Calculus question (i rlly need help)

Question

I have the following question:

An approximation of the value of $f(x)$ can be given by the formula $f(x)=f(x_0)+f'(x_0) \Delta x $ where $x = x_0 + \Delta x$. The formula is a consequence of the definition of the derivative.

(a) using this formula, find an approximation for $\sqrt{66}$.

(b) the approximation is likely to be improved if we replace $f'(x_0)$ by the average of $f'(x)$ and $f'(x_0)$ in the above formula.
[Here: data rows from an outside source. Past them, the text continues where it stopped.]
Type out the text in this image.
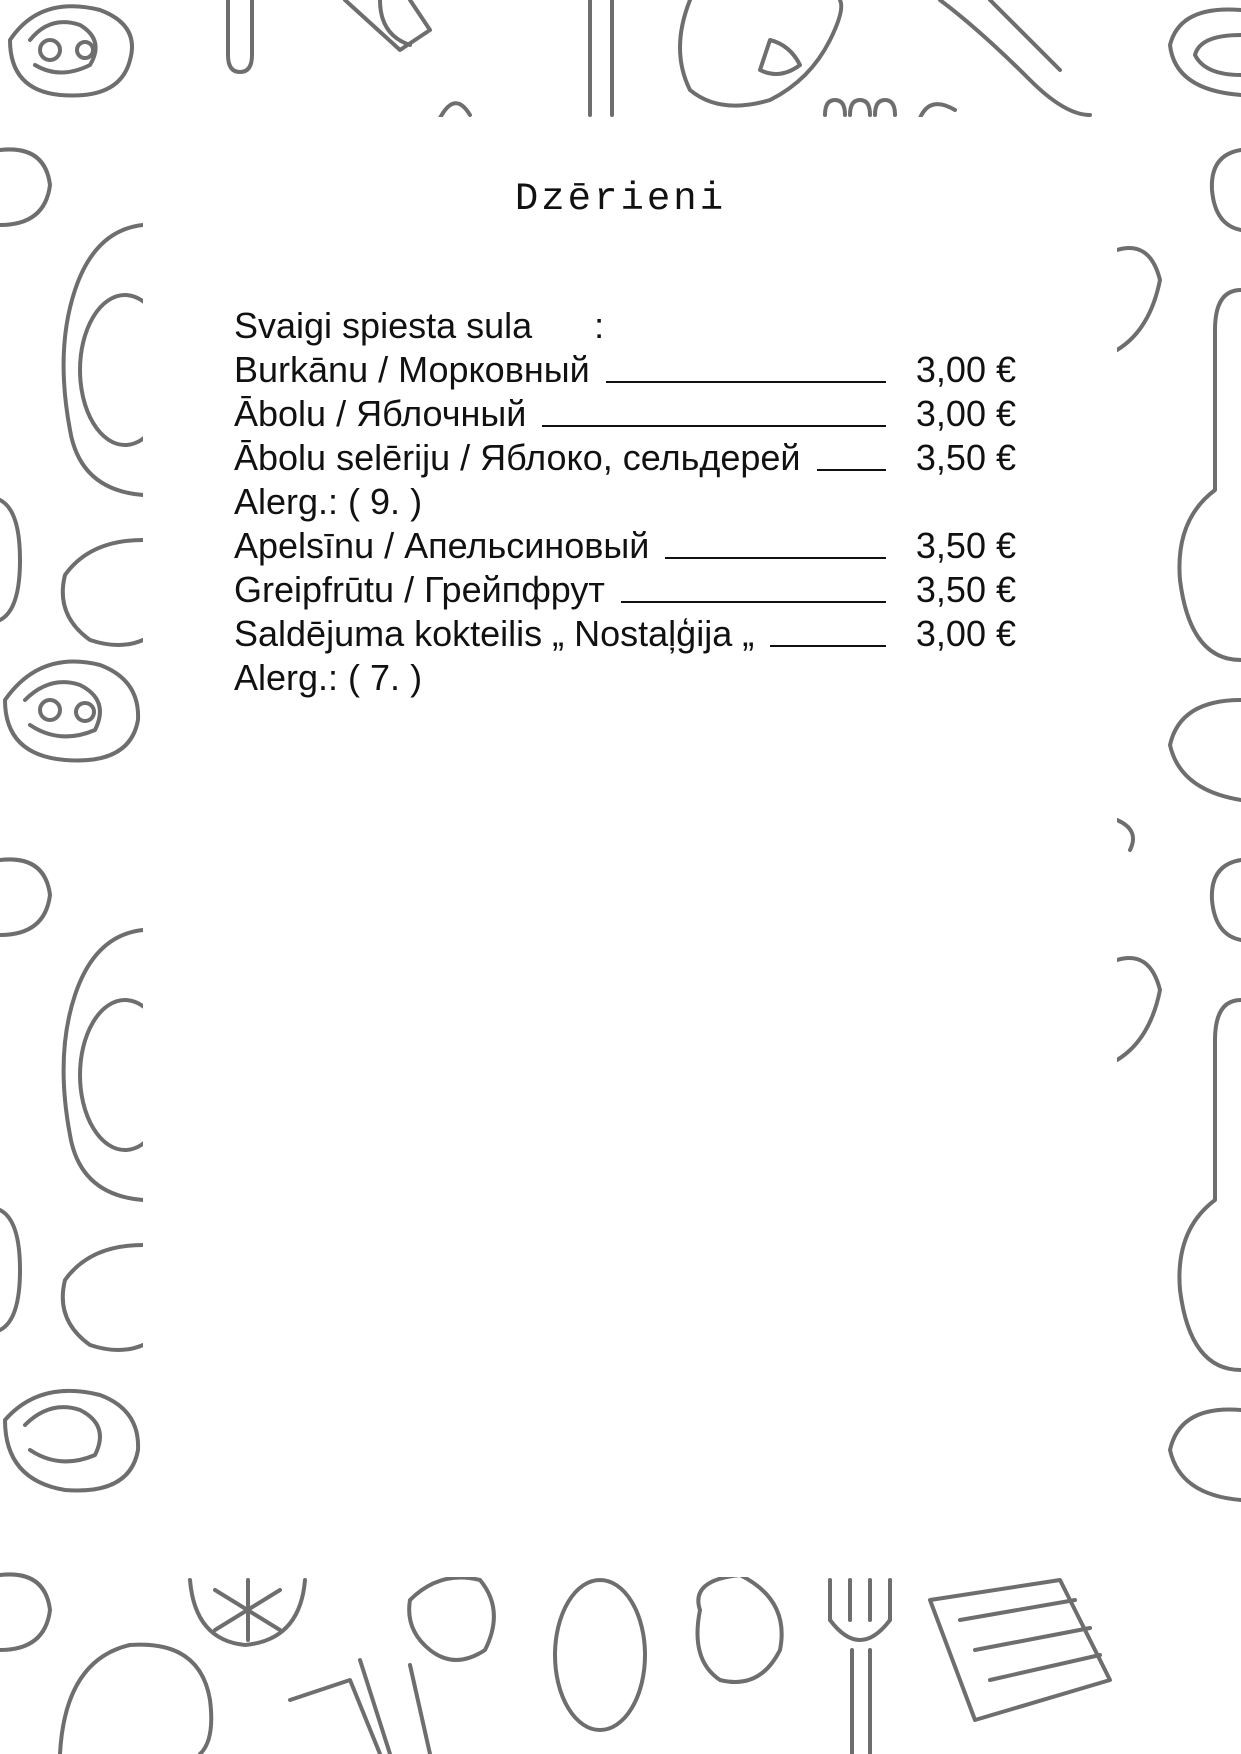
Dzērieni
Svaigi spiesta sula :
Burkānu / Морковный	3,00 €
Ābolu / Яблочный	3,00 €
Ābolu selēriju / Яблоко, сельдерей	3,50 €
Alerg.: ( 9. )
Apelsīnu / Апельсиновый	3,50 €
Greipfrūtu / Грейпфрут	3,50 €
Saldējuma kokteilis „ Nostaļģija „	3,00 €
Alerg.: ( 7. )
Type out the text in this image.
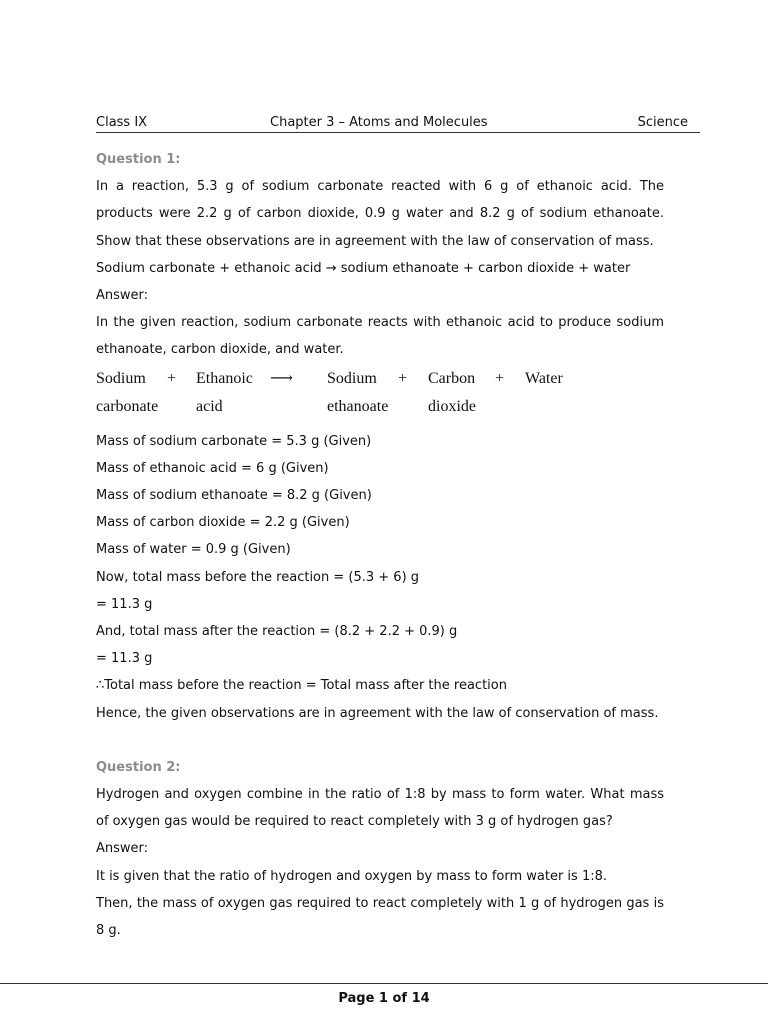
Class IX	Chapter 3 – Atoms and Molecules	Science

Question 1:

In a reaction, 5.3 g of sodium carbonate reacted with 6 g of ethanoic acid. The products were 2.2 g of carbon dioxide, 0.9 g water and 8.2 g of sodium ethanoate. Show that these observations are in agreement with the law of conservation of mass.

Sodium carbonate + ethanoic acid → sodium ethanoate + carbon dioxide + water

Answer:

In the given reaction, sodium carbonate reacts with ethanoic acid to produce sodium ethanoate, carbon dioxide, and water.

Sodium
carbonate
+ Ethanoic
acid
⟶ Sodium
ethanoate
+ Carbon
dioxide
+ Water

Mass of sodium carbonate = 5.3 g (Given)

Mass of ethanoic acid = 6 g (Given)

Mass of sodium ethanoate = 8.2 g (Given)

Mass of carbon dioxide = 2.2 g (Given)

Mass of water = 0.9 g (Given)

Now, total mass before the reaction = (5.3 + 6) g

= 11.3 g

And, total mass after the reaction = (8.2 + 2.2 + 0.9) g

= 11.3 g

∴Total mass before the reaction = Total mass after the reaction

Hence, the given observations are in agreement with the law of conservation of mass.

Question 2:

Hydrogen and oxygen combine in the ratio of 1:8 by mass to form water. What mass of oxygen gas would be required to react completely with 3 g of hydrogen gas?

Answer:

It is given that the ratio of hydrogen and oxygen by mass to form water is 1:8.

Then, the mass of oxygen gas required to react completely with 1 g of hydrogen gas is 8 g.

Page 1 of 14
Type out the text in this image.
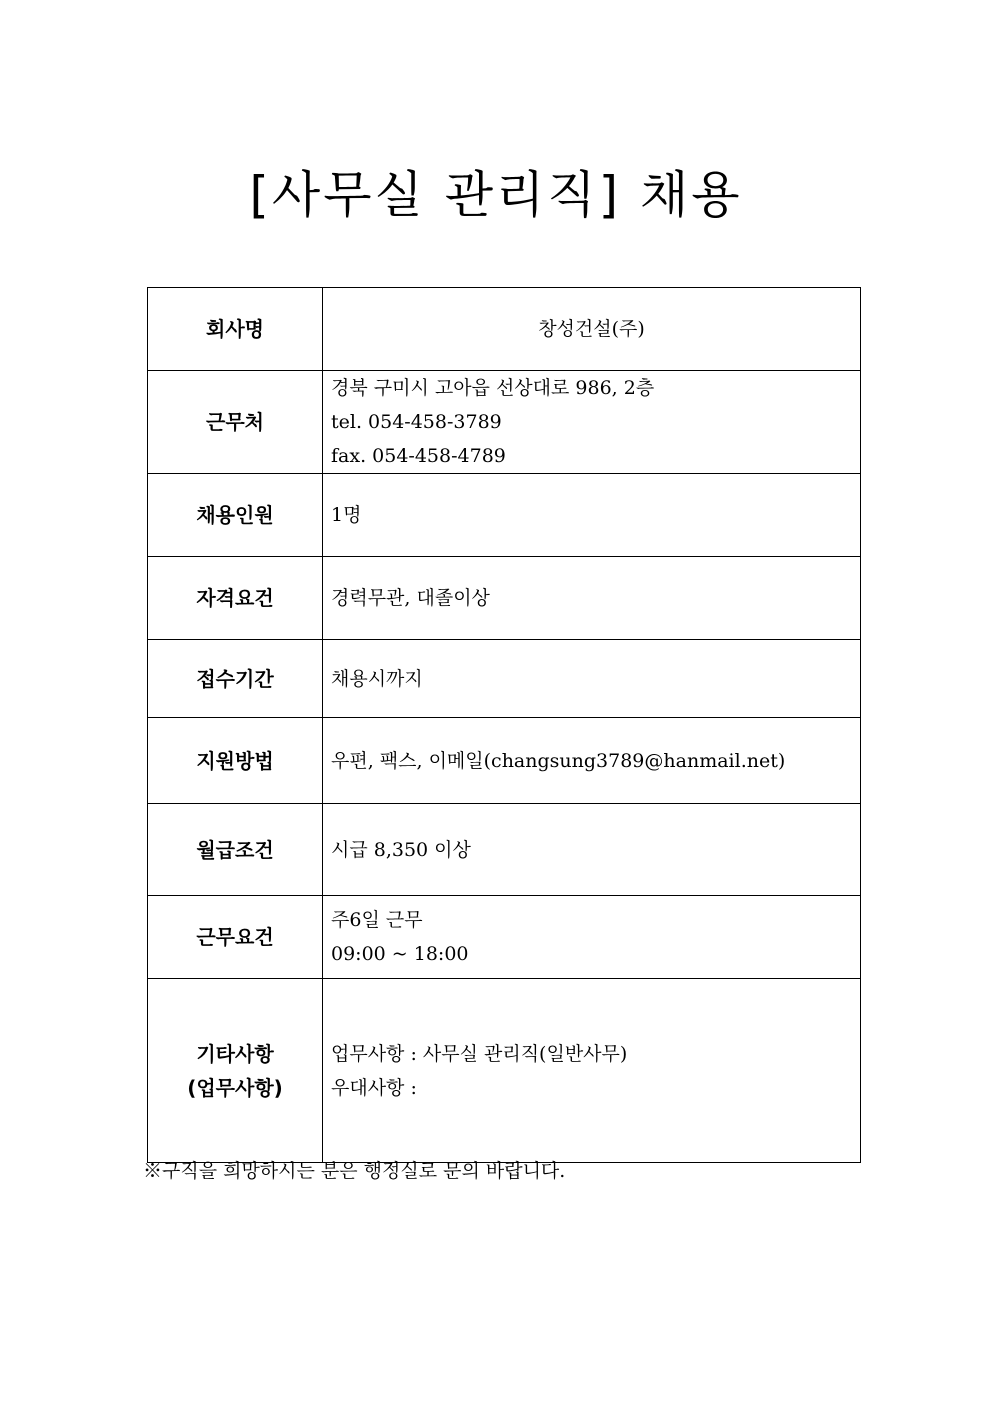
[사무실 관리직] 채용
회사명	창성건설(주)

근무처	경북 구미시 고아읍 선상대로 986, 2층
tel. 054-458-3789
fax. 054-458-4789

채용인원	1명

자격요건	경력무관, 대졸이상

접수기간	채용시까지

지원방법	우편, 팩스, 이메일(changsung3789@hanmail.net)

월급조건	시급 8,350 이상

근무요건	주6일 근무
09:00 ~ 18:00

기타사항
(업무사항)	업무사항 : 사무실 관리직(일반사무)
우대사항 :
※구직을 희망하시는 분은 행정실로 문의 바랍니다.
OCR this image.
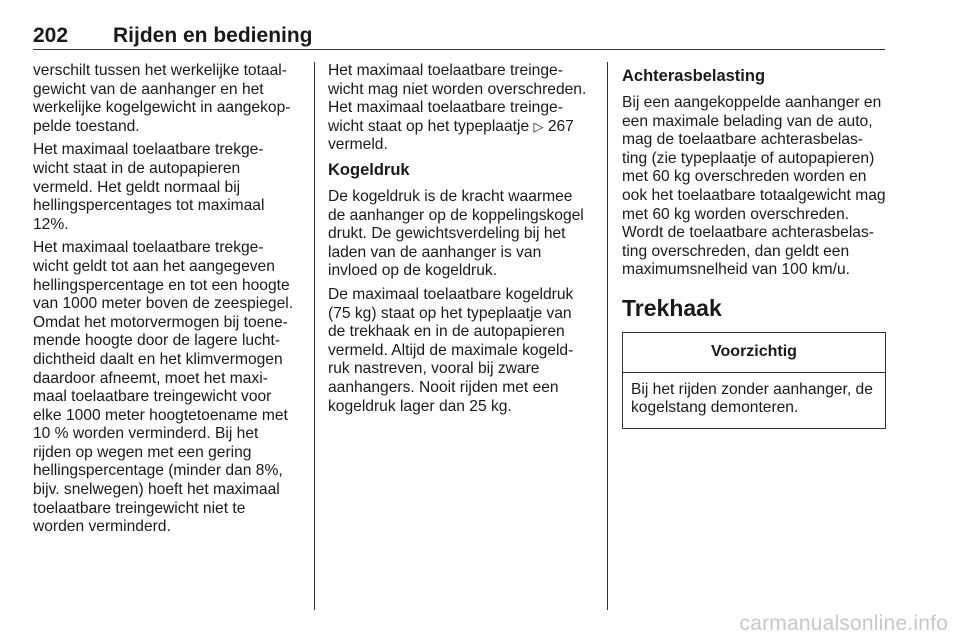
202 Rijden en bediening

verschilt tussen het werkelijke totaal-gewicht van de aanhanger en het werkelijke kogelgewicht in aangekop-pelde toestand.

Het maximaal toelaatbare trekge-wicht staat in de autopapieren vermeld. Het geldt normaal bij hellingspercentages tot maximaal 12%.

Het maximaal toelaatbare trekge-wicht geldt tot aan het aangegeven hellingspercentage en tot een hoogte van 1000 meter boven de zeespiegel. Omdat het motorvermogen bij toene-mende hoogte door de lagere lucht-dichtheid daalt en het klimvermogen daardoor afneemt, moet het maxi-maal toelaatbare treingewicht voor elke 1000 meter hoogtetoename met 10 % worden verminderd. Bij het rijden op wegen met een gering hellingspercentage (minder dan 8%, bijv. snelwegen) hoeft het maximaal toelaatbare treingewicht niet te worden verminderd.

Het maximaal toelaatbare treinge-wicht mag niet worden overschreden. Het maximaal toelaatbare treinge-wicht staat op het typeplaatje ▷ 267 vermeld.

Kogeldruk

De kogeldruk is de kracht waarmee de aanhanger op de koppelingskogel drukt. De gewichtsverdeling bij het laden van de aanhanger is van invloed op de kogeldruk.

De maximaal toelaatbare kogeldruk (75 kg) staat op het typeplaatje van de trekhaak en in de autopapieren vermeld. Altijd de maximale kogeld-ruk nastreven, vooral bij zware aanhangers. Nooit rijden met een kogeldruk lager dan 25 kg.

Achterasbelasting

Bij een aangekoppelde aanhanger en een maximale belading van de auto, mag de toelaatbare achterasbelas-ting (zie typeplaatje of autopapieren) met 60 kg overschreden worden en ook het toelaatbare totaalgewicht mag met 60 kg worden overschreden. Wordt de toelaatbare achterasbelas-ting overschreden, dan geldt een maximumsnelheid van 100 km/u.

Trekhaak
Voorzichtig
Bij het rijden zonder aanhanger, de kogelstang demonteren.
carmanualsonline.info
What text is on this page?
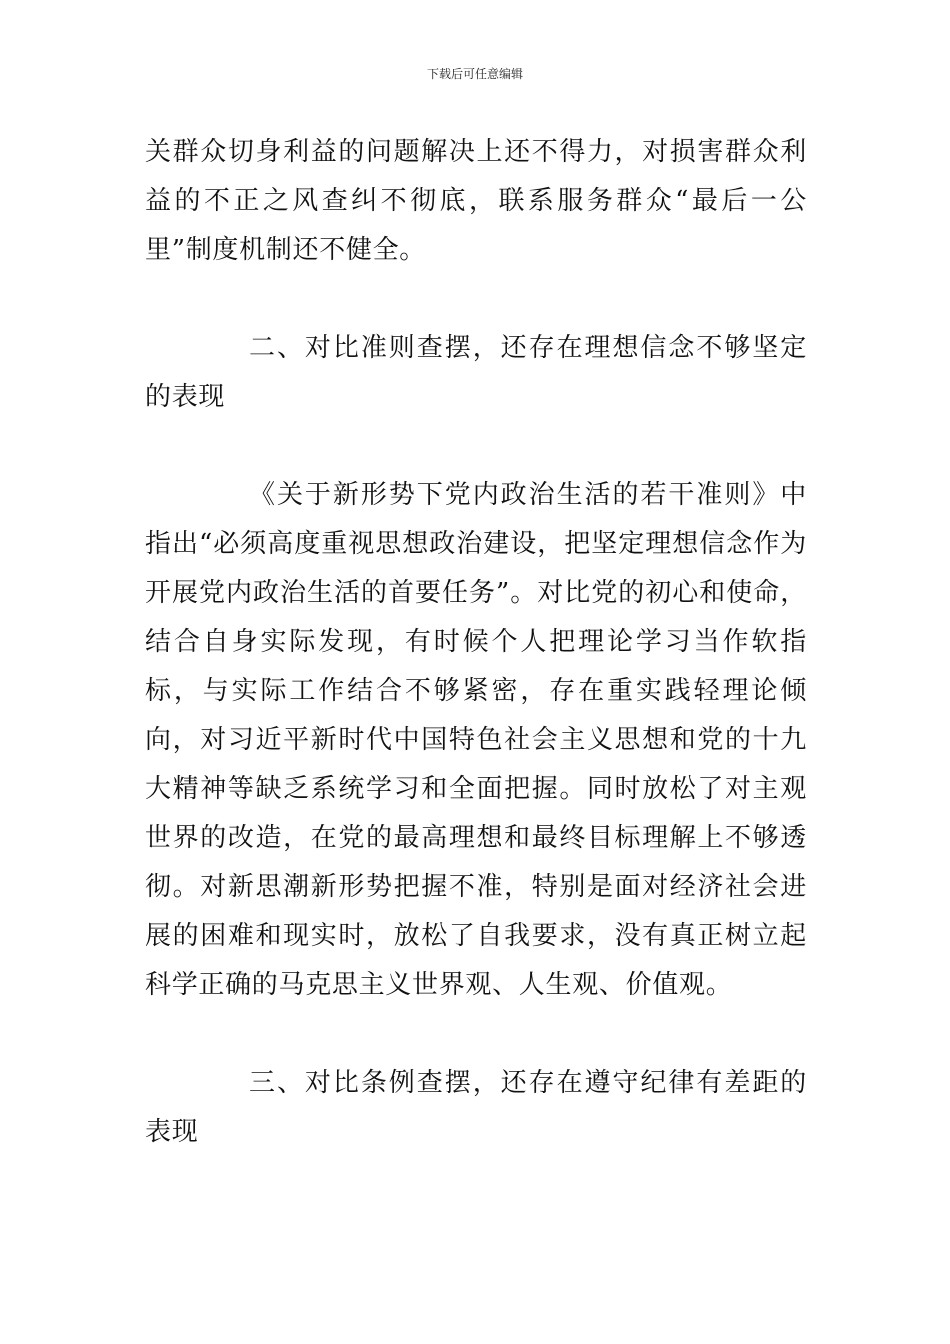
下载后可任意编辑

关群众切身利益的问题解决上还不得力，对损害群众利益的不正之风查纠不彻底，联系服务群众“最后一公里”制度机制还不健全。

二、对比准则查摆，还存在理想信念不够坚定的表现

《关于新形势下党内政治生活的若干准则》中指出“必须高度重视思想政治建设，把坚定理想信念作为开展党内政治生活的首要任务”。对比党的初心和使命，结合自身实际发现，有时候个人把理论学习当作软指标，与实际工作结合不够紧密，存在重实践轻理论倾向，对习近平新时代中国特色社会主义思想和党的十九大精神等缺乏系统学习和全面把握。同时放松了对主观世界的改造，在党的最高理想和最终目标理解上不够透彻。对新思潮新形势把握不准，特别是面对经济社会进展的困难和现实时，放松了自我要求，没有真正树立起科学正确的马克思主义世界观、人生观、价值观。

三、对比条例查摆，还存在遵守纪律有差距的表现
Write a formula for $f(x)$ using this average value of $f'$ rather than $f'(x_0)$.

(c) in order to transform the formula in (b) to a useful formula for finding an approximation of $f(x)$ we need to find a way to express $f'(x)$ solely in terms of $x_0$. We may approximate $f'(x)$ using the formula $f'(x) = f'(x_0) + f''(x_0) \Delta x $. Sub this approximation in for $f'(x)$ in the formula you found in b and simplify to find an approximation solely in terms of $x_0$.

Answer 1

a)$$\sqrt{66}\approx\sqrt{64}+\frac1{2\sqrt{64}}(66-64)=8+\frac18=\frac{65}8$$

b)$$f(x)\approx f(x_0)+\frac{f'(x)+f'(x_0)}2(x-x_0)$$

c)$$\sqrt{66}\approx\sqrt{64}+\frac{f'(66)+\frac1{\sqrt{64}}}{4}(66-64)$$

$$f'(66)\approx\frac1{2\sqrt{64}}-\frac1{4\sqrt{64}^3}(66-64)=\frac1{16}-\frac1{512}=\frac{31}{512}$$

$$\sqrt{66}\approx8+\frac{\frac{31}{512}+\frac18}2=\frac{8287}{1024}$$